Change Apptainer cache location to $LOCAL_SCRATCH#

By default, Apptainer will cache image layers to your $HOME folder when you pull or build .sif images, which is not ideal as users have a limited storage quota in /home. As you continue to use Apptainer, this cache folder can become quite large and can easily fill your $HOME. Fortunately, the location of this cache folder can be controlled through the APPTAINER_CACHEDIR environmental variable. To avoid overfilling your $HOME with unnecessary cached data, it is recommended to add an APPTAINER_CACHEDIR location to your ~/.bashrc file. You can accomplish this with the following command, which will direct these layers to save to a given system's scratch space:

echo "export APPTAINER_CACHEDIR=$LOCAL_SCRATCH/.apptainer" >> ~/.bashrc

Note that you will either need to log out and back into the system, or run source ~/.bashrc for the above change to take effect.
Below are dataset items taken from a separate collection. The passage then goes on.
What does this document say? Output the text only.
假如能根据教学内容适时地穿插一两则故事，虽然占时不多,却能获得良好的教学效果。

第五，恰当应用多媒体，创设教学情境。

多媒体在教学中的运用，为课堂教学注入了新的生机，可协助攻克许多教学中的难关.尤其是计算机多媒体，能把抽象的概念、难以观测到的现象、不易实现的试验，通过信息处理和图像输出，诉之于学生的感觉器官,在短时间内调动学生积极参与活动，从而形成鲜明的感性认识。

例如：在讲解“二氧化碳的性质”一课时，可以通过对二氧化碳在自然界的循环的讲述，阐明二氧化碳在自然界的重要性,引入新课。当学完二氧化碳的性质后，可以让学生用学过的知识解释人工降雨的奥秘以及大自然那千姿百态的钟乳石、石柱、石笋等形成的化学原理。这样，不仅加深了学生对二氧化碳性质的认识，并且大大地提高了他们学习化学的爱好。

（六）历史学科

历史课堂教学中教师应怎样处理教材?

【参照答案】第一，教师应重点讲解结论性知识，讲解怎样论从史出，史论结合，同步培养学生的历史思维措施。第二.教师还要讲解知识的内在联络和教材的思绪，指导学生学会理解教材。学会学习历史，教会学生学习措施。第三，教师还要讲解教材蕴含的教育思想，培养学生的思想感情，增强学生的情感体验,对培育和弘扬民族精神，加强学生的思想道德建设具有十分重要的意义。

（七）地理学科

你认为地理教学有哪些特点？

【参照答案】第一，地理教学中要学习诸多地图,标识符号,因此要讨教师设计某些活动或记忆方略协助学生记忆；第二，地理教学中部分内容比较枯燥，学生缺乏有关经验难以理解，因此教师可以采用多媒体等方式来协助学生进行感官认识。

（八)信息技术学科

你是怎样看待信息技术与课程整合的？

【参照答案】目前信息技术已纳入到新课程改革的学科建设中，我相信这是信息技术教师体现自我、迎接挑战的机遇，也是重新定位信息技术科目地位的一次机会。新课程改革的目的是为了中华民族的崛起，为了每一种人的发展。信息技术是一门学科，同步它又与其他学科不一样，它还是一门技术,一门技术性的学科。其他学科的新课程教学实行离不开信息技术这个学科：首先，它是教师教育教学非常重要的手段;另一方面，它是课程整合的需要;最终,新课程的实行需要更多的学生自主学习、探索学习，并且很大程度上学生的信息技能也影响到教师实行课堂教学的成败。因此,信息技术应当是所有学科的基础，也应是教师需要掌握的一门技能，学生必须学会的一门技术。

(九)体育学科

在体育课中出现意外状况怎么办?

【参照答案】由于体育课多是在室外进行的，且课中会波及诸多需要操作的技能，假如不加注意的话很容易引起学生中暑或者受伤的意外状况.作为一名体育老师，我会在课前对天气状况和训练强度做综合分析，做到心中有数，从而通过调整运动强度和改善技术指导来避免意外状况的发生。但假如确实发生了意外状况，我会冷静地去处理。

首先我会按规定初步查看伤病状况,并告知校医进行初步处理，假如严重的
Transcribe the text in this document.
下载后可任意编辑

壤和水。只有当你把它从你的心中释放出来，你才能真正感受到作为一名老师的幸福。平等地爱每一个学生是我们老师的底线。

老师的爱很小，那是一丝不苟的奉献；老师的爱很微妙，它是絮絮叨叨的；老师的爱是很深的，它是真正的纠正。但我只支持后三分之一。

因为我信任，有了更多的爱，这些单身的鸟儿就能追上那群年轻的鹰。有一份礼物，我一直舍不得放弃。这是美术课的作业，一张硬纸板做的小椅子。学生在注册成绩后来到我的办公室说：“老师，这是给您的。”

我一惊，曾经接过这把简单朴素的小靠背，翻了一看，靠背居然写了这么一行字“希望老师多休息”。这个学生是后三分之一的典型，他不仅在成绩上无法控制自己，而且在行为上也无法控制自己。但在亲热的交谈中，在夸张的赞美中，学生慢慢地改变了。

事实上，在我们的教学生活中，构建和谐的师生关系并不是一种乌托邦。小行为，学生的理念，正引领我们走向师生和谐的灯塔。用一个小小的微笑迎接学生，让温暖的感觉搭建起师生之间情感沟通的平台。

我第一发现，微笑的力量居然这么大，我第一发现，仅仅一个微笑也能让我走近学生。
Save .def files to home folder and images to $LOCAL_SCRATCH or /projects#

An Apptainer definition file (.def) is a relatively small text file that contains much (if not all) of the build context for a given image. Since your $HOME folders on NREL's HPC systems are regularly backed up, it is strongly recommended to save this file to your home directory in case it accidentally gets deleted or otherwise lost. Since .sif images themselves are 1. typically large and 2. can be rebuilt from the .def files, we recommend saving them to a folder outside of your $HOME, for similar reasons described in the previous section. If you intend to work with an image briefly or intermittantly, it may make sense to save the .sif to your $LOCAL_SCRATCH folder, from which files can be purged if they haven't been accessed for 28 days. If you plan to use an image frequently over time or share it with other users in your allocation, saving it in a /projects/ location you have access to may be better.